Operator: And our final question comes from the line of Maheep Mandloi with Mizuho Securities. Maheep, please go ahead.

Maheep Mandloi: Hey, thanks for taking our questions. Nice to talk to you again. Just one question on the tariff impact. I presume your guidance of 100 basis points of impact you talked about is more on the 10% tariff right now. Just curious like how to think about the impact of these reciprocal tariffs go back to the level we talked about, which [you guys were saying choppier] (ph).

KR Sridhar: So, Maheep, great question. So, what we have done is done a thorough detailed portfolio analysis of all our US suppliers, what we procure, how much we procure, what the dollar value cost is. Our US manufacturing, the two plants make everything for us, those don’t get impacted. Then, we have taken into account what countries we procure from and what flexibility we have of moving temporarily from one place to another to optimize for where we need to go. So, it is through that detailed analysis, rolling it up to material costs versus other cost and then looking at that impact and then totally translating it — that to gross margin. So, it’s a very detailed analysis based on which we have come up with that number, and that’s the 100 basis points.

And this is not a — we are not taking a [wild] (ph) guess at it. It is really thoughtful process. This is what we think it will be. And again, we are working very hard to mitigate it. That’s why, as a team, we are committing to keeping our guidance. Thank you very much for that question. And looking at the clock, I just want, again, thank you all for joining us out here. We’re off to a great start in 2025. Our momentum is strong. And what you need to think about as you’re thinking about Bloom today is very simple. The sale on on-site power being necessary, that briefcase is closed. Large customers completely understand they need on-site power.
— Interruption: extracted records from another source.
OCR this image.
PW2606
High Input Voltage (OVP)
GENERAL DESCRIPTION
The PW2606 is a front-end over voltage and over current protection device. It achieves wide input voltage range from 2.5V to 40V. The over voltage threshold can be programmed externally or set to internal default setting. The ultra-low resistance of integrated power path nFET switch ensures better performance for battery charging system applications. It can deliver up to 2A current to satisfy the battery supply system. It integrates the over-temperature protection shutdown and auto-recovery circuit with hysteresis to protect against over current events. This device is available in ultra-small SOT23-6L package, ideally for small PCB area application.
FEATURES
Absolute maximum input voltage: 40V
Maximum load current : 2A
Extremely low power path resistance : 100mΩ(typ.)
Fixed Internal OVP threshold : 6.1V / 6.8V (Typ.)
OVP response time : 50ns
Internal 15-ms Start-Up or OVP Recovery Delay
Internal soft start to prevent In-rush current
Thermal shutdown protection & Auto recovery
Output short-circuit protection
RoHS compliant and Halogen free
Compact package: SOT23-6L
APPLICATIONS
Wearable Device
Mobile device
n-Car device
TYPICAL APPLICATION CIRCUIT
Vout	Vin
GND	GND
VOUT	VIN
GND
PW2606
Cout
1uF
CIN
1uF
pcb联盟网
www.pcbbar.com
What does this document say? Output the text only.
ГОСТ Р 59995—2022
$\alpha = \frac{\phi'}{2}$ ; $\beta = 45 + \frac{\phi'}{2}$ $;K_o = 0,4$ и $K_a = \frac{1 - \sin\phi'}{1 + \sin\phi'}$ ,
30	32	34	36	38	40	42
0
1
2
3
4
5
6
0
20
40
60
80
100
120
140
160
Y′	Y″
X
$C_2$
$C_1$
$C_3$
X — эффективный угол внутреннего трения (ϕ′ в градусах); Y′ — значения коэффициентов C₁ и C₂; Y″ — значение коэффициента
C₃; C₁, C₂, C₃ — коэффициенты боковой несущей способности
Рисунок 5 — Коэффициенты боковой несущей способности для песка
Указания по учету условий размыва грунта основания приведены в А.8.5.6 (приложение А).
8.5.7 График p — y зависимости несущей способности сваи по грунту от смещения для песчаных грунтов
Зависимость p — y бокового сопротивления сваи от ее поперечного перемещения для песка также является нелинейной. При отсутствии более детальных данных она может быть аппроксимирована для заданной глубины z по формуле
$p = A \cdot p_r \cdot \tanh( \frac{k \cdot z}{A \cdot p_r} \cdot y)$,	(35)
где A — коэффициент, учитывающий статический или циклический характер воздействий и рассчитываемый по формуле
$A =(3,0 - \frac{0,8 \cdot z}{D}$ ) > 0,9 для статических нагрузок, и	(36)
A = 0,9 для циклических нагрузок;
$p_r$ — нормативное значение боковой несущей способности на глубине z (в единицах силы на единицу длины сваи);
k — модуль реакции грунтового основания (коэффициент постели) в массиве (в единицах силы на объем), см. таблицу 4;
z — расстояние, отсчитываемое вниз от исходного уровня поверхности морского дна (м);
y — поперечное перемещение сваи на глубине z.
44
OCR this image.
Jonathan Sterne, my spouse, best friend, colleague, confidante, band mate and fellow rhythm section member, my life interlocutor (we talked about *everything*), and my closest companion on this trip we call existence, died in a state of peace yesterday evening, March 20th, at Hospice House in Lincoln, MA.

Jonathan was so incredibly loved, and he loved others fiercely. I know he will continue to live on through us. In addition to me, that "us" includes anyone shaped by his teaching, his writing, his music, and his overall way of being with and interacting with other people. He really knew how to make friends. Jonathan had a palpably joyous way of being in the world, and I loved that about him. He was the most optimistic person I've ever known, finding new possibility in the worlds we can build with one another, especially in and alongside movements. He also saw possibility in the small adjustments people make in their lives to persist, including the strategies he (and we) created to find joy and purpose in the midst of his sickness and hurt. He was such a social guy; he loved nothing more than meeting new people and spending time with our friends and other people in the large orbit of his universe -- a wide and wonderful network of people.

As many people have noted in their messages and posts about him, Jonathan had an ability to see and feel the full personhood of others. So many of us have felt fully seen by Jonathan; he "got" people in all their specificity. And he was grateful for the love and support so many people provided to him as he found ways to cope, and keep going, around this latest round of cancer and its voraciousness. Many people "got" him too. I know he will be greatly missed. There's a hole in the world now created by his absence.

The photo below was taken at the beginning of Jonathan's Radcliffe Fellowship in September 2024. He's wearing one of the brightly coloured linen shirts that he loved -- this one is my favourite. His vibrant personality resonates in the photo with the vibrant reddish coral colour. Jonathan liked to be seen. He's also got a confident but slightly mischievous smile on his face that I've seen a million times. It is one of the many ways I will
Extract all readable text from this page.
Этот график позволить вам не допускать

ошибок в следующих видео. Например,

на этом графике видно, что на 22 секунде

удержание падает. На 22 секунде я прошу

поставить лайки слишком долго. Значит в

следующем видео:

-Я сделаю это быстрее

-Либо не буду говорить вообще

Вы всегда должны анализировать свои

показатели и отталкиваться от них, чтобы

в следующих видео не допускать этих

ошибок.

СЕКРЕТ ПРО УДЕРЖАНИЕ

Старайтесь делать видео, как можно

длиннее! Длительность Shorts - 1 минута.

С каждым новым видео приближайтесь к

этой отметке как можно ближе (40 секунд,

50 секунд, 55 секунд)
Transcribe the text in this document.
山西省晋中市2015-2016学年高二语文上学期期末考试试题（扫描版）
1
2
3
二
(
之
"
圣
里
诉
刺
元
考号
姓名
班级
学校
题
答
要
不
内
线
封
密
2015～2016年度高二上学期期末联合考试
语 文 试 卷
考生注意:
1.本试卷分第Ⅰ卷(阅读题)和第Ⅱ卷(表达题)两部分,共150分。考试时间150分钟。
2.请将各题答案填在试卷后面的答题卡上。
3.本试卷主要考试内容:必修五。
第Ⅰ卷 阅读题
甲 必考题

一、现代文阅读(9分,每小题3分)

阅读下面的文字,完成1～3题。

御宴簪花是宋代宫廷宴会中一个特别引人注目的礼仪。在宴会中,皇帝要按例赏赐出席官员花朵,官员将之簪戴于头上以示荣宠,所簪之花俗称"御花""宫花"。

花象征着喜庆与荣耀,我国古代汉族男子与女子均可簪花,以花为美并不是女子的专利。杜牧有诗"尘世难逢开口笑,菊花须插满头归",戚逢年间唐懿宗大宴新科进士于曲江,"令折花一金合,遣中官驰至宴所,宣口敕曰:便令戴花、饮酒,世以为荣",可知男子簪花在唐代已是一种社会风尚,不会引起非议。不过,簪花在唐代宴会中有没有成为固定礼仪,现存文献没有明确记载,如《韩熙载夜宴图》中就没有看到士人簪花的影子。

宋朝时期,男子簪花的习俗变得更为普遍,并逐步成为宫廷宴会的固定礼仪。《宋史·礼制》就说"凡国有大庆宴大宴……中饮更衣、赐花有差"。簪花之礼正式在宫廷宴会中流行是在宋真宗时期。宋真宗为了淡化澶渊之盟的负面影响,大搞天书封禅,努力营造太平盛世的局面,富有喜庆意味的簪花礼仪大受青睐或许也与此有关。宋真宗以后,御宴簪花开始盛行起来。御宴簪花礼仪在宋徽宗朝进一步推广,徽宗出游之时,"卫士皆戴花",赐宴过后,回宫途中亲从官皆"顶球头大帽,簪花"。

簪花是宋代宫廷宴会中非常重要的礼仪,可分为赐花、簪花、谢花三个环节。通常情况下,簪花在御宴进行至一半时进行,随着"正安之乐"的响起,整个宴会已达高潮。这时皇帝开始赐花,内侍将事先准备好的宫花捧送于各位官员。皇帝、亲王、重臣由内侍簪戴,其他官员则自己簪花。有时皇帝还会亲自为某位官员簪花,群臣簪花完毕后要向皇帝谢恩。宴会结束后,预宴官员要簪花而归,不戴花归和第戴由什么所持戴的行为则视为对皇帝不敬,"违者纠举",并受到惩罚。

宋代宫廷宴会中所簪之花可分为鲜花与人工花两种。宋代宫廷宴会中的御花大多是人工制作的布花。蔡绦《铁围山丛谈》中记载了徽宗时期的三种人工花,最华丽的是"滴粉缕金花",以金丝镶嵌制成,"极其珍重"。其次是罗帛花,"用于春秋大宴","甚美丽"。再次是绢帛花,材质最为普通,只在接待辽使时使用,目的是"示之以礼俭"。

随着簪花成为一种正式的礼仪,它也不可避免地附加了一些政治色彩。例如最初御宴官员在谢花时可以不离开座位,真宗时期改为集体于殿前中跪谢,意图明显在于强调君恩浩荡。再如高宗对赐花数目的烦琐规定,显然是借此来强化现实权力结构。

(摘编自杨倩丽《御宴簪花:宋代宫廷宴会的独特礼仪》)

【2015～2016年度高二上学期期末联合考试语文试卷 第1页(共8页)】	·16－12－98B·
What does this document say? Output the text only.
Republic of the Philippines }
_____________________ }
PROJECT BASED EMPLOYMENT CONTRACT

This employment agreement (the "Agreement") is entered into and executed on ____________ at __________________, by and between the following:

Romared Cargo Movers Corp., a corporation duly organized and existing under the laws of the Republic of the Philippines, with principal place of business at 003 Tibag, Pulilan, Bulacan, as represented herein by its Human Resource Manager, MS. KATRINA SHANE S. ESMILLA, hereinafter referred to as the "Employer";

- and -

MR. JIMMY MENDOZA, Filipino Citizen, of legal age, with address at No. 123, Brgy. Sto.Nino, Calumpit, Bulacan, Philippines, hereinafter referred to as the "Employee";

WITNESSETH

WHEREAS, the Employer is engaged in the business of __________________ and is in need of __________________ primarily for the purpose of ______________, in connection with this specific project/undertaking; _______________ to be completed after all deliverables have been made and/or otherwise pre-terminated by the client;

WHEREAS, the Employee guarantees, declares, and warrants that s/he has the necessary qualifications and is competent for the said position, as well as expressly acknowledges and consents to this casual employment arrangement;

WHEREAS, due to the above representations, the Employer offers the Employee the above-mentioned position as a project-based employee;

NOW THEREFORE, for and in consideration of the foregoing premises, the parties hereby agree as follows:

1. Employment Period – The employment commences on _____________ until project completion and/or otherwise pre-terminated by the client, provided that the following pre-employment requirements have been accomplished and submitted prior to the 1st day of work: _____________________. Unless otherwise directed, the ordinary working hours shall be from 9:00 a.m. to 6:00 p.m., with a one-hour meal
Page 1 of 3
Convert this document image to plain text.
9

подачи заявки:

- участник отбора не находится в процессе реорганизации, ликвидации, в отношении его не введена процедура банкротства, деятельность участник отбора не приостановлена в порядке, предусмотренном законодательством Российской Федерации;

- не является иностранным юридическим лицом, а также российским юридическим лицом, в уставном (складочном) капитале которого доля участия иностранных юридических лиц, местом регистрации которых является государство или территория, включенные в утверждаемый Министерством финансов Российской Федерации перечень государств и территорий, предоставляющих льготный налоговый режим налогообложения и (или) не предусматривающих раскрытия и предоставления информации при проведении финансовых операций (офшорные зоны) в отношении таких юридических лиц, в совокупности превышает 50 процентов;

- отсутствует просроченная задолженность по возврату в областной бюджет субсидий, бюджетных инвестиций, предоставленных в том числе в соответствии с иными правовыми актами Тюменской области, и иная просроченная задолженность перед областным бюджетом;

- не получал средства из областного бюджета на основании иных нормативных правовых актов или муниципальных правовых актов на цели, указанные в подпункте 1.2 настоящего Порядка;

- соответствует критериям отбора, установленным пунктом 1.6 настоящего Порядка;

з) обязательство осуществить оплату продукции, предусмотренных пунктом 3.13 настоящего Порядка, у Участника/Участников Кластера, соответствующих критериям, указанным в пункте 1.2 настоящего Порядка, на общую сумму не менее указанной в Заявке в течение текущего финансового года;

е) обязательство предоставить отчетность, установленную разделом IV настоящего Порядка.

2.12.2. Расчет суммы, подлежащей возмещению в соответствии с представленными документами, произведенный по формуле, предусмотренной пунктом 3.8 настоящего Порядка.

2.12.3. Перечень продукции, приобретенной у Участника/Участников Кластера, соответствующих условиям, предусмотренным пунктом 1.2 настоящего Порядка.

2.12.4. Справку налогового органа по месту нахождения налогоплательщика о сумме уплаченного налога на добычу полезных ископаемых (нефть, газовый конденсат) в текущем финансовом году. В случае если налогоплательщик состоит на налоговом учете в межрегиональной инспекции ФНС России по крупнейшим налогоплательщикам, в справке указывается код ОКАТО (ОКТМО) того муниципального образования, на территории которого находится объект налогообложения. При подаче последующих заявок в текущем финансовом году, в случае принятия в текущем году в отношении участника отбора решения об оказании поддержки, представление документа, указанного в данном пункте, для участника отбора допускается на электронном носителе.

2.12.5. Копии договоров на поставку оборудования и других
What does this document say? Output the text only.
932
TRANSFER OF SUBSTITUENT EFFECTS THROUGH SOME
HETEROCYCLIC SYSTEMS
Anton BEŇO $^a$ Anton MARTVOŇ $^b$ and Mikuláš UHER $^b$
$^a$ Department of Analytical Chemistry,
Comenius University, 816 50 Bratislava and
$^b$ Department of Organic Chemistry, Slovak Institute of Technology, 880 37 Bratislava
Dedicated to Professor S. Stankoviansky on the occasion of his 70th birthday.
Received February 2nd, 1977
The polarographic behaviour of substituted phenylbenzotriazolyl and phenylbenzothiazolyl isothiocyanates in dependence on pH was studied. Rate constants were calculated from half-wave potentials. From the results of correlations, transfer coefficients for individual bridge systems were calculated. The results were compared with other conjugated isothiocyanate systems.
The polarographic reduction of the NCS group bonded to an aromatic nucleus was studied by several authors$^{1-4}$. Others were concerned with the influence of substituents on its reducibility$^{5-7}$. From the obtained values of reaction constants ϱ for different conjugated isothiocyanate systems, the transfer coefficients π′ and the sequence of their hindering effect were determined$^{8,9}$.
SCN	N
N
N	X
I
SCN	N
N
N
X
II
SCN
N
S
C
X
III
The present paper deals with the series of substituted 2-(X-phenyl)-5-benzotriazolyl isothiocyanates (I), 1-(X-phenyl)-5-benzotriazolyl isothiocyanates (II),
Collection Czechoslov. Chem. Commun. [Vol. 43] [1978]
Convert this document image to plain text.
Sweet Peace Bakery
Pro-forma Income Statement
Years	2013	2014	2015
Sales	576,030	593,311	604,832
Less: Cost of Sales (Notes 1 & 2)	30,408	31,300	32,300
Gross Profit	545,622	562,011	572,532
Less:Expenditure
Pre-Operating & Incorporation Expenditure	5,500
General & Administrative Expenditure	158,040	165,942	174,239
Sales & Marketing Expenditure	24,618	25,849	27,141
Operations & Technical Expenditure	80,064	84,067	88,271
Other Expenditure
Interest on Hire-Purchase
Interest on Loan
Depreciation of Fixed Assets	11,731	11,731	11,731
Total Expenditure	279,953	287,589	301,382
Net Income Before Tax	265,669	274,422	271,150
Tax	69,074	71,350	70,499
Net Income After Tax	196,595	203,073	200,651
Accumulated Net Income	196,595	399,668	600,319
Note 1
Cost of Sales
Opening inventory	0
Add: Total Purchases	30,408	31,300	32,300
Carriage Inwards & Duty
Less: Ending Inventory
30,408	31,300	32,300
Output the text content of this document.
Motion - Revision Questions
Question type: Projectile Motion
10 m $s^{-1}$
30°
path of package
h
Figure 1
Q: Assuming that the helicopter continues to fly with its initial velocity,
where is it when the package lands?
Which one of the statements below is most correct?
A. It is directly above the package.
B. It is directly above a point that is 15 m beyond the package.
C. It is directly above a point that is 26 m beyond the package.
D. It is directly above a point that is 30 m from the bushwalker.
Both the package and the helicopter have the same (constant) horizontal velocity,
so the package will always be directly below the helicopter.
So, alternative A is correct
So, unlike in the past where we had to ask what’s our value proposition vis-a-vis the grid, today, the real question that you should be asking when you are looking at Bloom is what is our value proposition when it comes to customers absolutely needing on-site power?

You shouldn’t be asking, do they need on-site power? That answer is very clear. So, you then, look at all the attributes that Bloom brings and compare it against the attributes of the alternatives for on-site power. It is not solar. It is not wind, not for those sizes because you can’t transmit those electrons. You’re left with combustion engines, mature saturated technology, whose costs are actually going up if you just look at it. That’s what the customers are saying. The prices are actually gone up. And we can compete against that. We can compete with a better product, more reliable, faster, quieter, cleaner. And so, that’s the way to think about Bloom. We’re super excited about what the future holds for us, and we thank you for believing in us and being with us.

This is a great time to be an on-site power business. That’s all I can say. Thank you all. Good night.

Operator: This is today’s call. You may now disconnect.